People tried to mine episodes from the purchase history. You might be able to do so, but you have to be careful. Simply citing [1] is not enough, since that paper assumes a single event-sequence, and you have 10^7 sequences. The best idea seen was to concatenate the customer histories, with an imaginary time-gap of w (the window size) between them.
Some people figured that query-flocks were important, since the instructor was an author of the paper, but no one was able to come up with an example of their use in the problem at hand.
Some people tried to mine sequences as in [2]. The functions typically were f(t) = the (index) number of the book bought by this customer at time t. If you know signal theory, what you have defined is ``white noise.'' That is, f is a random-valued function, and its Fourier transform is uniform in all terms. Thus, it will be impossible to distinguish the functions, and if you do, it is an example of ignorance of Bonferroni's principle!
There were attempts to define a directed graph and some notion of Page rank or hubs-and-authorities. However, I saw nothing that couldn't be replaced (with an efficiency gain) by counting the number of sales for each book or purchases by each customer.

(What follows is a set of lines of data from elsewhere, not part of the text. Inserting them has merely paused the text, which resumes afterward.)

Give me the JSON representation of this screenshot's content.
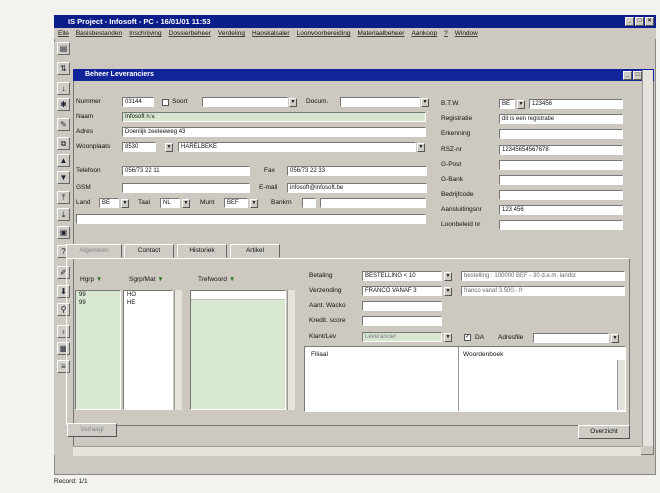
{
  "app": {
    "title": "IS Project - Infosoft - PC - 16/01/01 11:53",
    "menu": [
      "Elle",
      "Basisbestanden",
      "Inschrijving",
      "Dossierbeheer",
      "Verdeling",
      "Haoskalsaler",
      "Loonvoorbereiding",
      "Materiaalbeheer",
      "Aankoop",
      "?",
      "Window"
    ]
  },
  "child": {
    "title": "Beheer Leveranciers"
  },
  "form": {
    "nummer_label": "Nummer",
    "nummer_value": "03144",
    "soort_label": "Soort",
    "soort_value": "",
    "docum_label": "Docum.",
    "docum_value": "",
    "naam_label": "Naam",
    "naam_value": "Infosoft n.v.",
    "adres_label": "Adres",
    "adres_value": "Doenlijk zeeteeweg 43",
    "woonplaats_label": "Woonplaats",
    "postcode_value": "8530",
    "gemeente_value": "HARELBEKE",
    "telefoon_label": "Telefoon",
    "telefoon_value": "056/73 22 11",
    "fax_label": "Fax",
    "fax_value": "056/73 22 33",
    "gsm_label": "GSM",
    "gsm_value": "",
    "email_label": "E-mail",
    "email_value": "infosoft@infosoft.be",
    "land_label": "Land",
    "land_value": "BE",
    "taal_label": "Taal",
    "taal_value": "NL",
    "munt_label": "Munt",
    "munt_value": "BEF",
    "bankrn_label": "Bankrn",
    "bankrn_value": "",
    "btw_label": "B.T.W.",
    "btw_country": "BE",
    "btw_value": "123456",
    "registratie_label": "Registratie",
    "registratie_value": "dit is een registratie",
    "erkenning_label": "Erkenning",
    "erkenning_value": "",
    "rsz_label": "RSZ-nr",
    "rsz_value": "12345654567678",
    "gpost_label": "G-Post",
    "gpost_value": "",
    "gbank_label": "G-Bank",
    "gbank_value": "",
    "bedrijfcode_label": "Bedrijfcode",
    "bedrijfcode_value": "",
    "aansluiting_label": "Aansluitingsnr",
    "aansluiting_value": "123 456",
    "loonbeleid_label": "Loonbeleid nr",
    "loonbeleid_value": ""
  },
  "tabs": [
    "Algemeen",
    "Contact",
    "Historiek",
    "Artikel"
  ],
  "grid": {
    "col1": "Hgrp",
    "col2": "Sgrp/Mat",
    "col3": "Trefwoord",
    "rows": [
      {
        "hgrp": "99",
        "sgrp": "HO",
        "trefwoord": ""
      },
      {
        "hgrp": "99",
        "sgrp": "HE",
        "trefwoord": ""
      }
    ]
  },
  "lower": {
    "betaling_label": "Betaling",
    "betaling_value": "BESTELLING < 10",
    "betaling_desc": "bestelling : 100000 BEF - 30 d.e.m. landst",
    "verzending_label": "Verzending",
    "verzending_value": "FRANCO VANAF 3",
    "verzending_desc": "franco vanaf 3.500,- fr",
    "aant_wacko_label": "Aant. Wacko",
    "aant_wacko_value": "",
    "kredit_label": "Kredit. score",
    "kredit_value": "",
    "klantlev_label": "Klant/Lev",
    "klantlev_value": "Leverancier",
    "da_label": "DA",
    "da_checked": "✓",
    "adresfile_label": "Adresfile",
    "adresfile_value": "",
    "filiaal_label": "Filiaal",
    "woordenboek_label": "Woordenboek"
  },
  "buttons": {
    "left": "Verlaagl",
    "right": "Overzicht"
  },
  "status": {
    "text": "Record: 1/1"
  },
  "toolbar_icons": [
    "open-icon",
    "sort-icon",
    "sort-asc-icon",
    "filter-icon",
    "tools-icon",
    "copy-icon",
    "arrow-up-icon",
    "arrow-down-icon",
    "first-record-icon",
    "last-record-icon",
    "print-icon",
    "help-icon",
    "edit-icon",
    "move-down-icon",
    "locate-icon",
    "next-icon",
    "calc-icon",
    "close-icon"
  ],
  "colors": {
    "titlebar": "#0b1d8a",
    "field_green": "#d7e6cf",
    "window": "#cdc9c1"
  }
}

I have the feeling that there is a books-authors type of mining that could be useful, but I haven't seen anyone make a good case. Intuitively, you seed with some obvious books in a class; find customers who bought some of those books, find other books heavily bought by those customers, and so on.

A Word About Diction

I didn't try to correct every misspelling, grammar error, or diction error. However, I did circle ``nonreferential 'this'es'' whenever I noticed one, and several of you had quite a few. The problem is that ``this'' is a pronoun (or an adjective). As a pronoun, it has to stand for the previous noun. Many people use ``this'' or ``that'' to stand for ``one of the points I just made --- you know what I mean.'' The trouble is that your reader doesn't know what you mean in all cases. Often, a nonreferential ``this'' hides the fact that you are not sure yourself why something is true. Thus, while I didn't deduct anything for this type of prose, I strongly recommend that you get nonreferential ``this''es out of your writing in the future. You'll be amazed at how much doing so sharpens your writing and forces you to be specific when dealing with tricky points!